“As crianças devem saber que são um milagre,
que desde o começo do Mundo, e até ao fim do Mundo,
não houve nem haverá outra criança como ela”
Pablo Casals
Os super-heróis fazem parte do imaginário colectivo da sociedade. Criaturas de estranhos poderes, força imensurável ou talentos inigualáveis, que normalmente defendem o bem, e acerca dos quais gostamos de acreditar que estão do lado certo da história, que curiosamente acaba por ser também o nosso lado da história, os super-heróis têm sempre capacidades sobre-humanas.
A maioria dos super-heróis, como por exemplo o Super-Homem, tem também um lado bastante frágil e mundano, conseguindo apenas transfigurar-se fazendo uso de determinados truques, poções ou equipamentos. Tudo isto acontece, claro está, num mundo de fantasia onde tudo pode acontecer, que é intemporal, e onde não existem impossibilidades nem limites.
No entanto, se olharmos à nossa volta, podemos facilmente identificar super-heróis de carne e osso, alguns deles com menos de metro e meio de altura, aparência frágil e assustada, e que não escondem nenhum truque, nem fazem uso de poções mágicas.
Refiro-me às crianças, cujo super-poder é viver diariamente num mundo que não construíram, que nem sempre entendem, e que é essencialmente destinado aos adultos que há muito perderam a capacidade de ser criança.
Acredito que a experiência de ser criança é bastante desafiante. Basta para isso o leitor imaginar pequenas coisas. Como será viver num mundo onde a maioria das pessoas é mais alta, mais forte, tem mais poder e usa determinadas lógicas e palavras diferentes da sua e que você não entende?
Enquanto uma criança pensa em brincar e divertir-se, a maioria das outras pessoas, os adultos, pensa em regras, cumprir horários, ou trabalho. Além disso, os adultos às vezes zangam-se uns com os outros, e não explicam porque choram ou estão tristes. Dizem que são coisas de adultos.
Imagine também que periodicamente tem de mudar de trabalho, de colegas, de chefes (como acontece quando as crianças mudam de ano lectivo ou de escola), ou que todos os dias lhe é exigido que aprenda competências novas. Tudo isto enquanto o seu corpo muda bastante, começa a pensar de outra forma, e a roupa deixa constantemente de servir.

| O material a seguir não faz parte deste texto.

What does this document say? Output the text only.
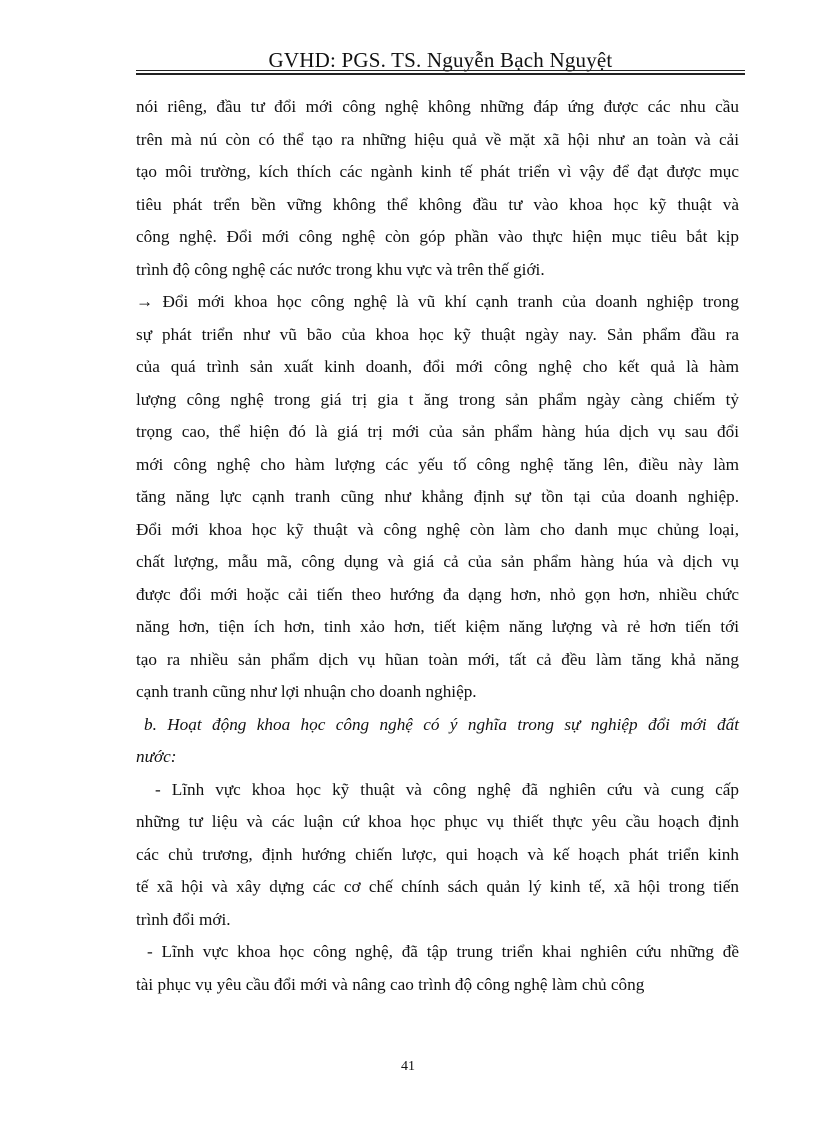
GVHD: PGS. TS. Nguyễn Bạch Nguyệt
nói riêng, đầu tư đổi mới công nghệ không những đáp ứng được các nhu cầu
trên mà nú còn có thể tạo ra những hiệu quả về mặt xã hội như an toàn và cải
tạo môi trường, kích thích các ngành kinh tế phát triển vì vậy để đạt được mục
tiêu phát trển bền vững không thể không đầu tư vào khoa học kỹ thuật và
công nghệ. Đổi mới công nghệ còn góp phần vào thực hiện mục tiêu bắt kịp
trình độ công nghệ các nước trong khu vực và trên thế giới.
→ Đổi mới khoa học công nghệ là vũ khí cạnh tranh của doanh nghiệp trong
sự phát triển như vũ bão của khoa học kỹ thuật ngày nay. Sản phẩm đầu ra
của quá trình sản xuất kinh doanh, đổi mới công nghệ cho kết quả là hàm
lượng công nghệ trong giá trị gia t ăng trong sản phẩm ngày càng chiếm tỷ
trọng cao, thể hiện đó là giá trị mới của sản phẩm hàng húa dịch vụ sau đổi
mới công nghệ cho hàm lượng các yếu tố công nghệ tăng lên, điều này làm
tăng năng lực cạnh tranh cũng như khẳng định sự tồn tại của doanh nghiệp.
Đổi mới khoa học kỹ thuật và công nghệ còn làm cho danh mục chủng loại,
chất lượng, mẫu mã, công dụng và giá cả của sản phẩm hàng húa và dịch vụ
được đổi mới hoặc cải tiến theo hướng đa dạng hơn, nhỏ gọn hơn, nhiều chức
năng hơn, tiện ích hơn, tinh xảo hơn, tiết kiệm năng lượng và rẻ hơn tiến tới
tạo ra nhiều sản phẩm dịch vụ hũan toàn mới, tất cả đều làm tăng khả năng
cạnh tranh cũng như lợi nhuận cho doanh nghiệp.
b. Hoạt động khoa học công nghệ có ý nghĩa trong sự nghiệp đổi mới đất
nước:
- Lĩnh vực khoa học kỹ thuật và công nghệ đã nghiên cứu và cung cấp
những tư liệu và các luận cứ khoa học phục vụ thiết thực yêu cầu hoạch định
các chủ trương, định hướng chiến lược, qui hoạch và kế hoạch phát triển kinh
tế xã hội và xây dựng các cơ chế chính sách quản lý kinh tế, xã hội trong tiến
trình đổi mới.
- Lĩnh vực khoa học công nghệ, đã tập trung triển khai nghiên cứu những đề
tài phục vụ yêu cầu đổi mới và nâng cao trình độ công nghệ làm chủ công
41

Às vezes, aqueles que deveriam ser as suas fontes de segurança e conforto emocional, os pais, andam quase sempre ocupados, preocupados ou tristes, e portanto transformam-se em fontes de insegurança e desconforto emocional.

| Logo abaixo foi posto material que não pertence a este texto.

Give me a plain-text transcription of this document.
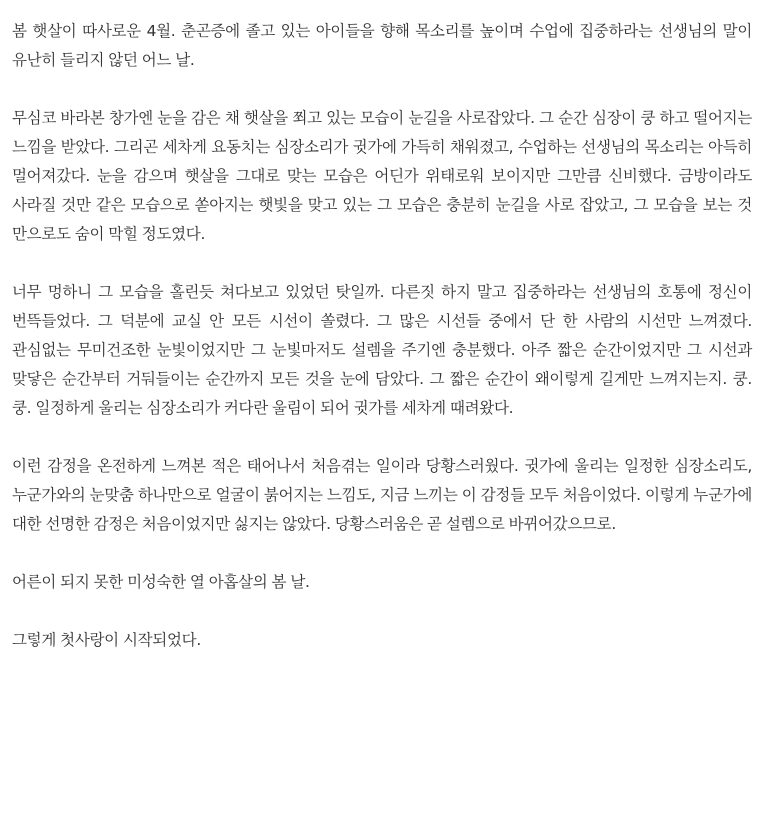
봄 햇살이 따사로운 4월. 춘곤증에 졸고 있는 아이들을 향해 목소리를 높이며 수업에 집중하라는 선생님의 말이 유난히 들리지 않던 어느 날.

무심코 바라본 창가엔 눈을 감은 채 햇살을 쬐고 있는 모습이 눈길을 사로잡았다. 그 순간 심장이 쿵 하고 떨어지는 느낌을 받았다. 그리곤 세차게 요동치는 심장소리가 귓가에 가득히 채워졌고, 수업하는 선생님의 목소리는 아득히 멀어져갔다. 눈을 감으며 햇살을 그대로 맞는 모습은 어딘가 위태로워 보이지만 그만큼 신비했다. 금방이라도 사라질 것만 같은 모습으로 쏟아지는 햇빛을 맞고 있는 그 모습은 충분히 눈길을 사로 잡았고, 그 모습을 보는 것 만으로도 숨이 막힐 정도였다.

너무 멍하니 그 모습을 홀린듯 쳐다보고 있었던 탓일까. 다른짓 하지 말고 집중하라는 선생님의 호통에 정신이 번뜩들었다. 그 덕분에 교실 안 모든 시선이 쏠렸다. 그 많은 시선들 중에서 단 한 사람의 시선만 느껴졌다. 관심없는 무미건조한 눈빛이었지만 그 눈빛마저도 설렘을 주기엔 충분했다. 아주 짧은 순간이었지만 그 시선과 맞닿은 순간부터 거둬들이는 순간까지 모든 것을 눈에 담았다. 그 짧은 순간이 왜이렇게 길게만 느껴지는지. 쿵. 쿵. 일정하게 울리는 심장소리가 커다란 울림이 되어 귓가를 세차게 때려왔다.

이런 감정을 온전하게 느껴본 적은 태어나서 처음겪는 일이라 당황스러웠다. 귓가에 울리는 일정한 심장소리도, 누군가와의 눈맞춤 하나만으로 얼굴이 붉어지는 느낌도, 지금 느끼는 이 감정들 모두 처음이었다. 이렇게 누군가에 대한 선명한 감정은 처음이었지만 싫지는 않았다. 당황스러움은 곧 설렘으로 바뀌어갔으므로.

어른이 되지 못한 미성숙한 열 아홉살의 봄 날.

그렇게 첫사랑이 시작되었다.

Ser criança é desafiante e por vezes assustador. Todos os dias trazem novidades às quais é preciso adaptar-se. Perante este turbilhão emocional e instabilidade próprios do crescimento, o papel dos adultos é o de não acrescentar mais instabilidade, ser uma fonte de segurança e conforto, aquele porto de abrigo onde as crianças se podem refugiar sempre que se sentem assustadas ou têm dúvidas.
Através dos modelos educativos, muitas das crianças perdem a sua capacidade de ser super-herói.
Um dos erros dos actuais modelos educativos é tentar transformar as crianças em adultos miniaturizados, máquinas de bom comportamento, de boas notas ou cumprimento de regras e horários.
Outro erro é esperar que as crianças pensem ou planeiem o futuro obedecendo às lógicas dos adultos ou entendam e aceitem os problemas próprios das cabeças dos adultos.
Perante tudo o que têm de enfrentar, costumo dizer que muitas das nossas crianças, mesmo sem o saberem, são já os super-heróis que sempre sonham ser nas suas fantasias.